Members of Mr. Hun Sen’s family and inner circle were previously
linked to illegal logging—which has seen Cambodia’s forests chopped
down at one of the fastest rates in the world—in the 2007 Global Witness
report “Cambodia’s Family Trees: Illegal logging and the stripping of
public assets.”
It said the most powerful illegal logging syndicate was operated by
Mr. Hun Sen’s cousin and his ex-wife, a friend of Ms. Rany. The
government ordered all copies of the report seized and destroyed.
Following the release of an earlier report on illegal logging in
2005, “Taking a Cut,” Global Witness had been banned from working in
the country, though it continued to conduct investigations into the
plundering of Cambodia’s natural resources.
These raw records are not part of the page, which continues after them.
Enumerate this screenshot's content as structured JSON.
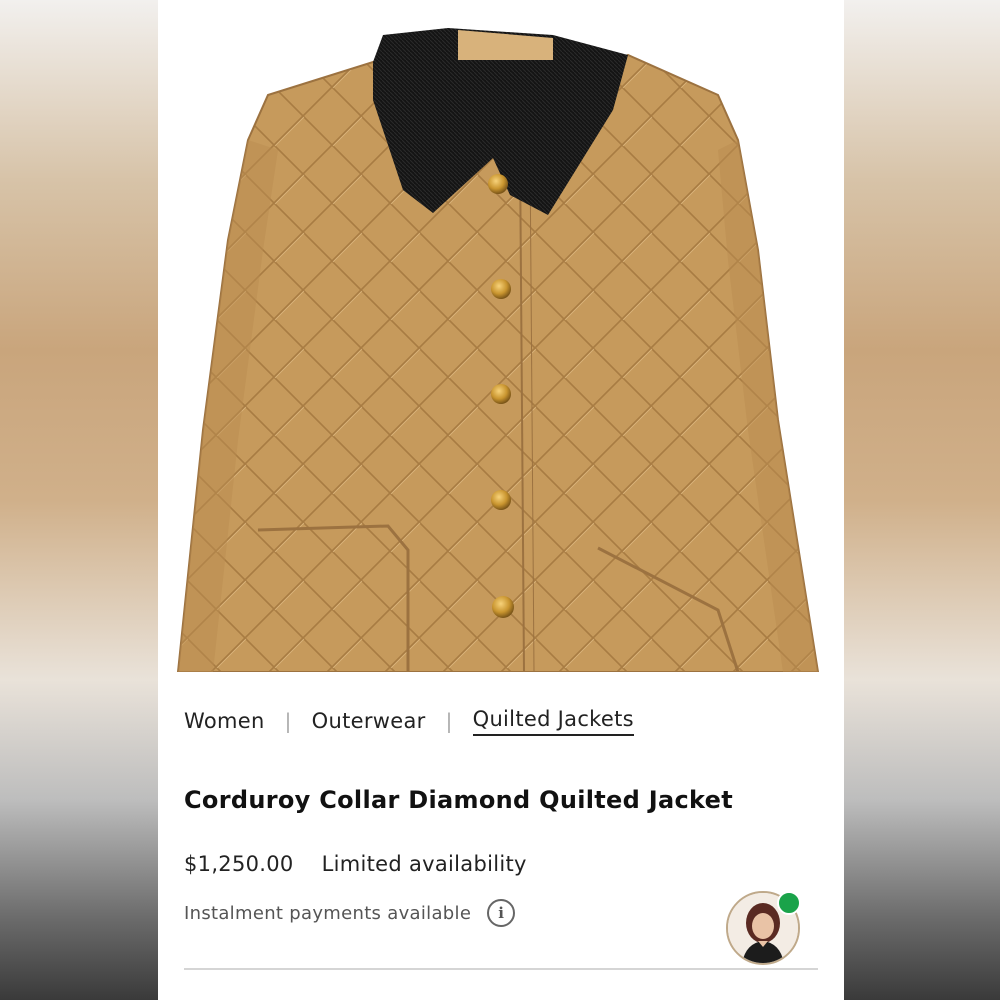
{
  "breadcrumb": {
    "items": [
      "Women",
      "Outerwear",
      "Quilted Jackets"
    ],
    "separator": "|",
    "active_index": 2
  },
  "product": {
    "title": "Corduroy Collar Diamond Quilted Jacket",
    "price": "$1,250.00",
    "availability": "Limited availability",
    "instalment_text": "Instalment payments available",
    "info_icon_glyph": "i"
  },
  "chat_agent": {
    "status": "online"
  },
  "colors": {
    "jacket": "#c69a5c",
    "collar": "#141414",
    "button": "#c9952f",
    "online": "#1aa34a"
  },
  "icons": {
    "info": "info-icon",
    "avatar": "support-agent-avatar"
  }
}
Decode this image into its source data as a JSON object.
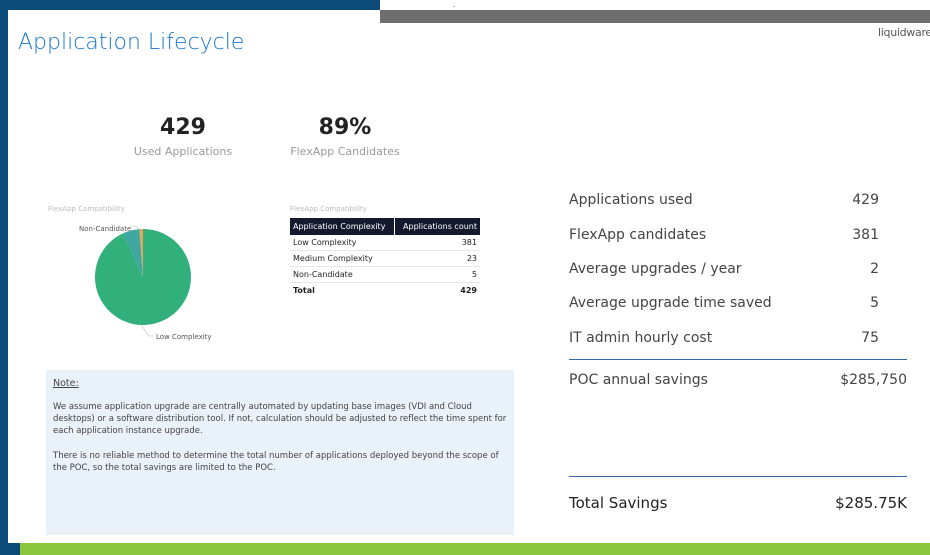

Lt. Gen. Manet said in his post on Friday that he had submitted his
defamation complaint to the National Police and requested that Chham
Chhany—whose Facebook page says he was educated in the U.S. and suggests
he lives there—be prosecuted with the full force of the law.
The Facebook user did not respond to a request for comment.
However, in a post on his Facebook page responding to the lawsuit,
he wrote, “Right after Hun Manet sued me, many people said that Chham
Chhany could not escape jail. Although Ny has gone abroad, Interpol will
track him down. Ooh, is Interpol hunting [people] down for defamation
cases? Do not do such a thing. Ny will not go anywhere except staying at
home. Ny is afraid of mosquito bites.”
National Police Commissioner Neth Saveoun said it was too early for him to discuss Lt. Gen. Manet’s complaint.
“I have not received the complaint in my hand,” he said.